Depois desse dia passamos a brincar juntos. Ele sempre tinha que voltar mais cedo. Minha mãe nunca ligou, ela sempre trabalhou. Um dia estavamos cansados de brincar pelo bairro e Felipe disse que seu pai não estava em casa. Fomos até lá. Ficamos no quarto dele. Quando anoiteceu voltei pra casa. No outro dia ele dormiu na minha casa. Também teve que ir embora mais cedo, quando ficou de noite. Minha mãe ficou feliz por eu ter um amigo. Fizemos isso por um bom tempo. Era legal ter alguém pra brincar. Um dia estava dormindo na casa dele e o pai dele apareceu. Bateu na porta do quarto. Parecia irritado.
-Que porra é essa? Viado do caralho. Vou te matar seu filho da puta, eu sabia!
O pai e o irmão bateram no Felipe, me puxaram e eu não sabia o que fazer. O pai dele pediu que o irmão me segurasse. Consegui me soltar. Ficaram gritando que eu ia morrer. Consegui fugir e sai correndo. Voltei pra casa e chorei.
Mãe Vivi olhava tudo pela janela. Ela sabia o que estava acontecendo. Viveu muito. Ela conhece coisas. Sabia mais que os próprios garotos. Os garotos nem tinham idéia. Ninguém explicou pra eles o que era certo e o que era errado. –Deus, não sei por que o mundo tem que interferir, seria melhor que os deixassem sorrir. Pensava sozinha em seu quarto. -Quem sai do convencional já não é mais normal... Não sabem talvez que o mundo pertence a vocês. Mãe Vivi sabia das coisas. É por isso que tinha dinheiro.
No mesmo dia o pai de Felipe bateu na porta de casa. Queria falar com a minha mãe. O irmão de Felipe estava lá também e me fazia sinais de ameaça.
–Seu filho estava la em casa fazendo SABE O QUE? SABE QUE PORRA ELE FEZ? SABE O QUE ELES FICAM FAZENDO ENQUANTO A GENTE TRABALHA? SEU MARIDO SABE?

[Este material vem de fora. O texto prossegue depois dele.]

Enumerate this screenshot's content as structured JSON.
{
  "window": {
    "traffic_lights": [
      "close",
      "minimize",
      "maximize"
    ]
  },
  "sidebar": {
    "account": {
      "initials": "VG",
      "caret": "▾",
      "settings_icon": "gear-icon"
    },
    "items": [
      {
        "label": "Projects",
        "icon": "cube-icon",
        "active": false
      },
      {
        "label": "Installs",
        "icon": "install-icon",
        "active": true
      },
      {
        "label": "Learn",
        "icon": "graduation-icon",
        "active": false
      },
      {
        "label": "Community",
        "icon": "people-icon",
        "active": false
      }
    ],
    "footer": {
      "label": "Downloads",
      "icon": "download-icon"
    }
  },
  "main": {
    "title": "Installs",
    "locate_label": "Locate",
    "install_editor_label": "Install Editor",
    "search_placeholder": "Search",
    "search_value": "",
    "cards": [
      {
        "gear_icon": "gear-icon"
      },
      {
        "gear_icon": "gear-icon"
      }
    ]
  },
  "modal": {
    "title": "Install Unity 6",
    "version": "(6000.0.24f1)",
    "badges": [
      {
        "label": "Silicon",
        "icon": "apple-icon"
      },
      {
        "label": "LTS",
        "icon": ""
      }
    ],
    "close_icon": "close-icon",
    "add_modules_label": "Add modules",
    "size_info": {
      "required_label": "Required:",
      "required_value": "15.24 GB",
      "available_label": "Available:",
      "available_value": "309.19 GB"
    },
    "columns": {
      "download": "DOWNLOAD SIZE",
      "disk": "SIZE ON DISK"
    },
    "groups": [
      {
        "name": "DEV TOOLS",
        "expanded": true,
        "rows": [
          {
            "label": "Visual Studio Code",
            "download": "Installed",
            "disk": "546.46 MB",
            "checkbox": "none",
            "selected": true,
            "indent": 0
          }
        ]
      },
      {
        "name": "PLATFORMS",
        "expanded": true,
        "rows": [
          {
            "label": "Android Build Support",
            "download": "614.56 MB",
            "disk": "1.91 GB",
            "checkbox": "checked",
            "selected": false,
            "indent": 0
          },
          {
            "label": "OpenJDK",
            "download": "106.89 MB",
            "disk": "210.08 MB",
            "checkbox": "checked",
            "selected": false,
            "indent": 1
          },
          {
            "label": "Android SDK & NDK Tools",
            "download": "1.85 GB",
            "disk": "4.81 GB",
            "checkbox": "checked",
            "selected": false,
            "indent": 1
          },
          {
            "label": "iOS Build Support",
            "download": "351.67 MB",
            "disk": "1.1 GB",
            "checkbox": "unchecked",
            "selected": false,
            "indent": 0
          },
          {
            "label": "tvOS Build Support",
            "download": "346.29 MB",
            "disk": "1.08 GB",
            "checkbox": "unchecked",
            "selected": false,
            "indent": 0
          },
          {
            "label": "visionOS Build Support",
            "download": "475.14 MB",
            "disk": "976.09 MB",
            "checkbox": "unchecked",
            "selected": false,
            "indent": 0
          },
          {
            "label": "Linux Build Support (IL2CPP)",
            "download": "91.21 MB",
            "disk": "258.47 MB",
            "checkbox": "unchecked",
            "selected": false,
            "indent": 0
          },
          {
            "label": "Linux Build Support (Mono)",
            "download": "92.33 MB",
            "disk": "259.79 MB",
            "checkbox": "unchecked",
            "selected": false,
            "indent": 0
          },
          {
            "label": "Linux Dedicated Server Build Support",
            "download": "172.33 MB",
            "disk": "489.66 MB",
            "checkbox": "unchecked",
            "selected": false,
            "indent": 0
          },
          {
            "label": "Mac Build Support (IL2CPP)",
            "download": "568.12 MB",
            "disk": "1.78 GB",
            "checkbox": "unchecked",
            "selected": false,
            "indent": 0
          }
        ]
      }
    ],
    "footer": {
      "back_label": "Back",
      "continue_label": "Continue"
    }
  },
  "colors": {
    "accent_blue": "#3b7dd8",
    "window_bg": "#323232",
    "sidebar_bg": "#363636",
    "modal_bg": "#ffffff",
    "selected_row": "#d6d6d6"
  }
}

A mãe de Bruno não sabia. A mãe de Bruno não tinha marido.Não tinha idéia de quem era aquele sujeito, porque ele estava gritando ou o que deveria fazer. Mandou Bruno entrar no quarto... Fingiu estar furiosa porque é isso que mães fazem nessa situação ou seria melhor ficar chocada? Márcia não sabia o que fazer. Estava adorando a situação. Bruno não conseguiu mais ouvir a conversa. Agora a mãe de Bruno sabia o que tinha acontecido e lembrou que os pais dela disseram que isso está errado. Então isso estava errado. Deixou Bruno de castigo mas nunca explicou os motivos.  Bruno não entendeu.

II

No dia seguinte Felipe foi obrigado a fazer as malas. Não sabia porque estavam todos tão irritados com ele. Ninguém explicou. Felipe não entendeu. Entraram no carro. Foram embora. Bruno viu tudo pela janela. Eram vizinhos. Felipe também viu Bruno, tentou acenar. Levou um tapa de seu irmão. Bruno estava sozinho novamente. Não estava mais de castigo mas agora estava sozinho. Passou em frente a casa de Felipe e viu tudo apagado. Mãe Vivi estava passando na rua. Casaco de pele e jóias. Maquiada. Bebia uma garrafa de algum tipo de refrigerante amarelado sem gás chamado Whisky. –Não beba. Beber faz mal. Continuou bebendo. Felipe vai voltar, ela contou. Disse a ela que continuariamos sendo amigos para sempre. Ela riu e disse que ele voltaria diferente. Eu disse que isso não aconteceria, que ele nunca iria mudar. –Espero que esteja certo mas, querido, para sempre é muito tempo e o tempo tem um jeito de mudar as coisas. –Quando Felipe voltar ele vai ser outra pessoa, vão ensinar pra ele como ele tem que ser.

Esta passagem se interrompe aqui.